Back on Labor Day weekend, my family and Mark and I all went to the Sportsmen's Club and hung around there for the day. Mark somehow found a real yellow rose on the ground, cut right below the bud, a remnant from a wedding that had taken place there the day before, and he gave it to me. I laughed because it was the first real flower he had given to me and it was still just a rose blossom with no stem whatsoever. A little while later he was on the outskirts of the woods and found a wilty, chopped off impatiens.

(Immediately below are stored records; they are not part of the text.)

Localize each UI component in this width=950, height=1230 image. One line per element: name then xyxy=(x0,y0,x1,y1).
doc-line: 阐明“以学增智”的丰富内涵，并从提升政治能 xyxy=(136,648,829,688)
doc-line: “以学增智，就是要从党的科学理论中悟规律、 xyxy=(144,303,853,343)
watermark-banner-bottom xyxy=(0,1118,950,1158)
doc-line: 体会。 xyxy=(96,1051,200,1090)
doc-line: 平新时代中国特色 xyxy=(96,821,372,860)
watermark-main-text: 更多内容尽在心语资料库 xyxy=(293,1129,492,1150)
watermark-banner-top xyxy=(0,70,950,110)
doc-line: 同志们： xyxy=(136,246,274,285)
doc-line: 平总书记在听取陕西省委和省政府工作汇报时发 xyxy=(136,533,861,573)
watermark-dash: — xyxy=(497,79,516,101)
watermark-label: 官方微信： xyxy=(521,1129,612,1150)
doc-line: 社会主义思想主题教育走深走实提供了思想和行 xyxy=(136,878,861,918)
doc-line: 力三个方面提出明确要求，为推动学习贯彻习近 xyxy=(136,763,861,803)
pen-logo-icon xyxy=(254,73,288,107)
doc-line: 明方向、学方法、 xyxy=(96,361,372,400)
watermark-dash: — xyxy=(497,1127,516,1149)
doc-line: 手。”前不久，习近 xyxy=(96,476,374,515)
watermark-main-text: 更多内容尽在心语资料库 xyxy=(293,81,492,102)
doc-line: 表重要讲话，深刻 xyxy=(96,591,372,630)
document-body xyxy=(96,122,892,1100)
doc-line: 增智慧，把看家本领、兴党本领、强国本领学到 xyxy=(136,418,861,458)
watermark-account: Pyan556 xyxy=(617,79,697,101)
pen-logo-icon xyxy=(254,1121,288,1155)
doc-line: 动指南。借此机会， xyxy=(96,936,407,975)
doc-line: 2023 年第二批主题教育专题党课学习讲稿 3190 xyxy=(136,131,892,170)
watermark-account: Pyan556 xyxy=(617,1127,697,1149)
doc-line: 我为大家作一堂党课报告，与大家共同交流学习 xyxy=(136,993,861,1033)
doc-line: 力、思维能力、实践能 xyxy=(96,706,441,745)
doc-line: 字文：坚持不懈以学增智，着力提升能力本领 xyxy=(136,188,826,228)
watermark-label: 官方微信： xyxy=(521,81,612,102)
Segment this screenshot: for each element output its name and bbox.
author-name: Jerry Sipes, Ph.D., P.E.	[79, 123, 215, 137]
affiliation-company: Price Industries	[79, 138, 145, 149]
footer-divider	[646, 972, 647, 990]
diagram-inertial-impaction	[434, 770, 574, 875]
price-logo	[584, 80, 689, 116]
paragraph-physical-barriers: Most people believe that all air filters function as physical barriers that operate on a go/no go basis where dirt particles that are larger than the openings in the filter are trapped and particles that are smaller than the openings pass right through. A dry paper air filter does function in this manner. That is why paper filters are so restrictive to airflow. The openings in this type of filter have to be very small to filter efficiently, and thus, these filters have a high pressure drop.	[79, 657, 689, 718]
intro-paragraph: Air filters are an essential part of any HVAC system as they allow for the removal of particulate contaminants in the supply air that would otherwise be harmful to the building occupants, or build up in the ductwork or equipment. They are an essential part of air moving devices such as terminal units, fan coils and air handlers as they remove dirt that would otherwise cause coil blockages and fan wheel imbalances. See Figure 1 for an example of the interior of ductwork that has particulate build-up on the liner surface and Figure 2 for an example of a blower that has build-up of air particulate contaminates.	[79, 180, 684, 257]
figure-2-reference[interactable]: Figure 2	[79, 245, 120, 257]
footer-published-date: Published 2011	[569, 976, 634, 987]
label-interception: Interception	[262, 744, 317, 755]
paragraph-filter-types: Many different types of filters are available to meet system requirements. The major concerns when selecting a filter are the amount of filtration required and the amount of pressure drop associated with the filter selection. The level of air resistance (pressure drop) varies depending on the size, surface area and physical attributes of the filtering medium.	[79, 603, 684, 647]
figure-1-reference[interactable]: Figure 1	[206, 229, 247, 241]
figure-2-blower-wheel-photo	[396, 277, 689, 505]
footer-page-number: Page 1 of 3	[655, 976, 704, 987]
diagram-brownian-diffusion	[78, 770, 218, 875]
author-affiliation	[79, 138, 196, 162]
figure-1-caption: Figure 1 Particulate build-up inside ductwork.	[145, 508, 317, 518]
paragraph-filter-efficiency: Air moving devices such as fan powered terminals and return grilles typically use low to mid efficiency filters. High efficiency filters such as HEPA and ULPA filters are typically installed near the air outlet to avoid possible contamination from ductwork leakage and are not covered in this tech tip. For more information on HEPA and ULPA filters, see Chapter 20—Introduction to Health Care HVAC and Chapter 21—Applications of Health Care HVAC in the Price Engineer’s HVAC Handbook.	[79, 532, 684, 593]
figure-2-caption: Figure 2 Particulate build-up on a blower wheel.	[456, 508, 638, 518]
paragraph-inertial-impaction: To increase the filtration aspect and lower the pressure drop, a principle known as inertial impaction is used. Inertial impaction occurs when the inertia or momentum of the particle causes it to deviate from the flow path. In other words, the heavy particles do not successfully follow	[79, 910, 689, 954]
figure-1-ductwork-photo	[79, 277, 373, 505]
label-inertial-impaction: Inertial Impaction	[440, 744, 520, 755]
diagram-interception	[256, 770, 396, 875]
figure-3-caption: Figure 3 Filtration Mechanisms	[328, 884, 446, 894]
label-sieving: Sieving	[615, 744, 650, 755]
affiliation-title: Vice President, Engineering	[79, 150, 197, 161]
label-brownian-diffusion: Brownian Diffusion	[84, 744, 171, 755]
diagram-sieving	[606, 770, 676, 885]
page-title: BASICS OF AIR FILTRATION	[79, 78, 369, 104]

No roots remained on it, and it had probably been broken off while in the flower bed and thrown into the woods to get it out of the way. Mark put the rose and the little wilty impatiens in a plastic cup, filled it with water, and gave it to me. I brought it home, set it on my windowsill, smiled, and within a few weeks had mostly forgotten it.
I have what I like to refer to as a ?Black Thumb? some people have green, and their thumb carries along their gardens as they blossom and bloom into something out of a Jane Austen novel, but my thumb tends to turn things black. A couple of years ago, Sar got me this little bamboo plant. It was supposed to be pretty hardy and we named it Plahnt and felt sure even I couldn't kill it. All you have to do is refill its water and it grows right in the water and little pebbles are around the shoots to hold them upright. It's that simple. Nevertheless, within two weeks of receiving it, it had started to turn brown at the tips of its leaves and to wilt a bit. Who knew bamboo could wilt? Somehow I managed to nurse it back to health but I always keep a wary eye on it.
When it comes to my little cup of impatiens and rose, however, along the way, somehow, it managed to grow and make a home in my little plastic cup. The rose itself went black and turned to mush in the bottom of the cup, but Impatiens seems to have thrived off of it, because now instead of the original two flowers, he has four. About a week ago, he was looking a little low on water and started to look rather decrepit, so I filled him back up and hoped for the best. Again, I forgot about him for a week. So it was with a smile that I opened my curtains this morning to a clear blue sky, a welcome sight after a weekend of rain and dreary grey, and rediscovered my little impatiens plant in its cup, its flowers open and its green glossy, welcoming me to the day.
And I thought about my homework due tomorrow, and my final for pediatrics on Thursday, and about maybe trying not to fail microbiology, and about all the studying I have to do today, and then about my little impatiens plant. And I thought about how, today, it will probably be a really good day.